Será que dá Medina no Hawaii

Será que o menino chorão trás o primeiro título mundial de surf para o Brasil? Será Medina a próxima foquinha brasileira? Que o miúdo é bom ninguém duvida. tem muito de Ayrton naquela sua maneira de ganhar. E está a anos luz de outros contenders verde e amarelos. Resta saber se tem estrutura mental para ser campeão do Mundo aos 20 anos igualando um feito do Deus Kelly. Pipeline mais uma vez à beira de ver escrito um capítulo de ouro na história do surf profissional.

Este excelente  artigo da Época traduz bem a razão de toda a atenção em redor do do fenómeno Medina. Milhões de razões para isso, na verdade.

Mednay “Nunca vi tanta gente interessada em surfe.
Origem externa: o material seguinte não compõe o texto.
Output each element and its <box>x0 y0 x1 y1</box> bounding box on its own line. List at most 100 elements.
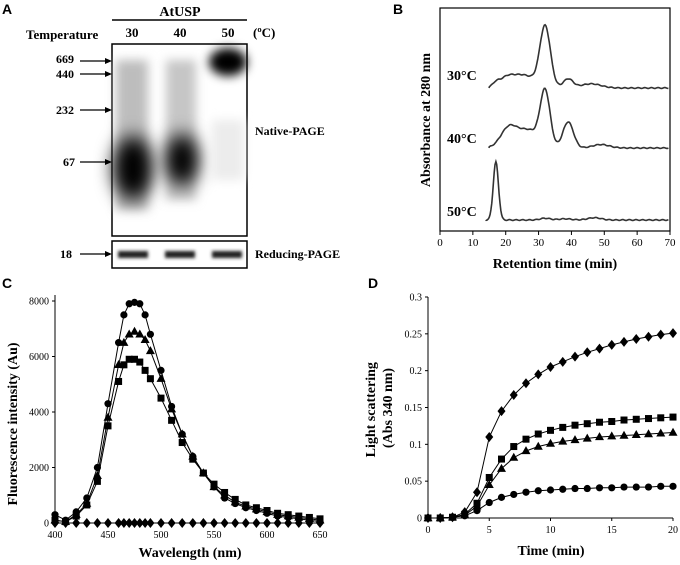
chart-d-point-square <box>510 443 518 451</box>
marker-232-arrow <box>105 107 112 113</box>
chart-d-point-diamond <box>546 361 555 372</box>
chart-d-xtick-label: 10 <box>546 525 556 536</box>
chart-d-ylabel: Light scattering (Abs 340 nm) <box>364 359 396 458</box>
chart-c-point-circle <box>141 311 149 319</box>
chart-b-xtick-label: 0 <box>437 237 443 249</box>
chart-d-point-square <box>645 415 652 423</box>
chart-d-xtick-label: 0 <box>426 525 431 536</box>
chart-c-point-square <box>252 504 260 512</box>
chart-c-point-square <box>141 366 149 374</box>
chart-c-point-triangle <box>140 335 150 344</box>
chart-c-xtick-label: 400 <box>48 530 63 541</box>
chart-c-line-square <box>54 358 321 523</box>
chart-d-point-circle <box>473 507 481 515</box>
chart-d-point-triangle <box>619 430 629 439</box>
chart-d-ytick-label: 0.3 <box>410 293 423 304</box>
chart-c-point-diamond <box>305 518 314 528</box>
chart-d-point-circle <box>583 484 591 493</box>
chart-d-point-diamond <box>571 351 579 362</box>
chart-d-point-square <box>632 415 640 423</box>
chart-c-ytick-label: 6000 <box>29 352 49 363</box>
chart-d-point-diamond <box>620 336 628 347</box>
panel-b: B 0 10 20 30 40 50 60 70 30°C 40°C 50°C Retenti… <box>393 1 676 272</box>
marker-232: 232 <box>56 103 74 117</box>
chart-c-point-diamond <box>51 518 59 528</box>
chart-c-point-triangle <box>92 471 102 480</box>
chart-c-point-circle <box>51 511 59 519</box>
lane-40-band-67 <box>165 134 199 186</box>
chart-d-ylabel-line2: (Abs 340 nm) <box>381 368 396 448</box>
chart-c-ylabel: Fluorescence intensity (Au) <box>6 342 21 505</box>
chart-d-point-diamond <box>595 343 604 354</box>
chart-b-xtick-label: 50 <box>599 237 611 249</box>
chart-d-point-triangle <box>472 501 482 510</box>
chart-c-line-triangle <box>54 330 321 523</box>
chart-c-point-diamond <box>294 518 303 528</box>
marker-440-arrow <box>105 71 112 77</box>
chart-c-point-diamond <box>220 518 229 528</box>
marker-669-arrow <box>105 58 112 64</box>
chart-c-point-square <box>199 469 207 477</box>
chart-d-ytick-label: 0.15 <box>405 403 423 414</box>
chart-c-point-diamond <box>157 518 165 528</box>
chart-b-trace-30°C <box>488 23 669 90</box>
chart-d-point-triangle <box>521 446 531 455</box>
chart-d-point-circle <box>657 482 665 490</box>
chart-d-xtick-label: 5 <box>487 525 492 536</box>
chart-d-xtick-label: 15 <box>607 525 617 536</box>
chart-c-point-square <box>104 422 112 430</box>
chart-c-point-diamond <box>146 518 155 528</box>
chart-c-point-circle <box>120 311 128 319</box>
chart-c-point-diamond <box>82 518 91 528</box>
lane-temp-40: 40 <box>174 25 187 40</box>
chart-c-xtick-label: 500 <box>154 530 169 541</box>
chart-d-point-circle <box>448 513 457 521</box>
chart-c-point-square <box>305 513 313 521</box>
chart-c-xtick-label: 550 <box>207 530 222 541</box>
panel-c: C 0 2000 4000 6000 8000 400 450 500 550 600 650 Wa… <box>2 275 328 561</box>
chart-c-point-diamond <box>273 518 282 528</box>
panel-b-letter: B <box>393 1 403 17</box>
chart-d-point-triangle <box>546 438 555 447</box>
chart-c-point-diamond <box>263 518 271 528</box>
chart-d-xlabel: Time (min) <box>517 544 584 559</box>
chart-d-ytick-label: 0.05 <box>405 477 423 488</box>
chart-d-point-diamond <box>534 369 543 380</box>
chart-b-frame <box>439 7 671 232</box>
marker-669: 669 <box>56 52 74 66</box>
chart-c-point-triangle <box>167 404 177 413</box>
chart-c-ytick-label: 4000 <box>29 408 49 419</box>
lane-50-smear <box>212 120 244 180</box>
chart-d-point-diamond <box>644 331 653 342</box>
reducing-band-50 <box>212 251 242 258</box>
chart-c-point-triangle <box>124 329 134 338</box>
chart-d-point-triangle <box>570 435 580 444</box>
reducing-band-30 <box>118 251 148 258</box>
chart-d-point-triangle <box>533 441 543 450</box>
chart-c-point-diamond <box>231 518 240 528</box>
chart-c-point-diamond <box>210 518 218 528</box>
chart-c-point-diamond <box>188 518 197 528</box>
chart-c-point-square <box>120 361 128 369</box>
chart-d-point-square <box>596 418 603 426</box>
chart-d-point-circle <box>632 483 640 491</box>
chart-c-point-square <box>263 507 271 515</box>
chart-d-point-circle <box>669 482 677 490</box>
marker-18: 18 <box>60 247 72 261</box>
chart-d-point-square <box>571 421 579 429</box>
chart-d: 0 0.05 0.1 0.15 0.2 0.25 0.3 0 5 10 15 20 <box>405 293 679 537</box>
chart-c-point-square <box>115 377 123 385</box>
chart-c-point-triangle <box>130 326 139 335</box>
chart-d-point-triangle <box>607 431 617 440</box>
chart-c-ytick-label: 8000 <box>29 297 49 308</box>
chart-d-point-square <box>583 420 591 428</box>
chart-d-point-square <box>485 473 493 481</box>
chart-b-trace-50°C <box>485 158 669 222</box>
chart-d-point-circle <box>620 483 628 491</box>
chart-c-point-square <box>284 511 292 519</box>
chart-d-point-circle <box>559 485 567 493</box>
lane-30-band-67 <box>113 136 153 200</box>
chart-c-point-square <box>146 375 154 383</box>
chart-c-point-diamond <box>199 518 208 528</box>
chart-b-xtick-label: 70 <box>665 237 677 249</box>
É assustador”. Um assessor de imprensa de uma marca de surfe corria, gritava, pulava. Valia de tudo para tentar organizar um batalhão de jornalistas atrás de um mísero minuto com Gabriel Medina. Era uma manhã do final de outubro e o surfista havia acabado de desembarcar no Brasil para um período de descanso e treino em Maresias (SP), onde mora. Ele vinha de uma derrota em Peniche, etapa do WCT (World Championship Tour, principal categoria do surfe), realizada em Portugal. Poderia ter sido campeão mundial ali, mas saiu da água antes do término da última bateria e a decisão ficou mesmo para as fortes ondas de Pipeline, no Havaí.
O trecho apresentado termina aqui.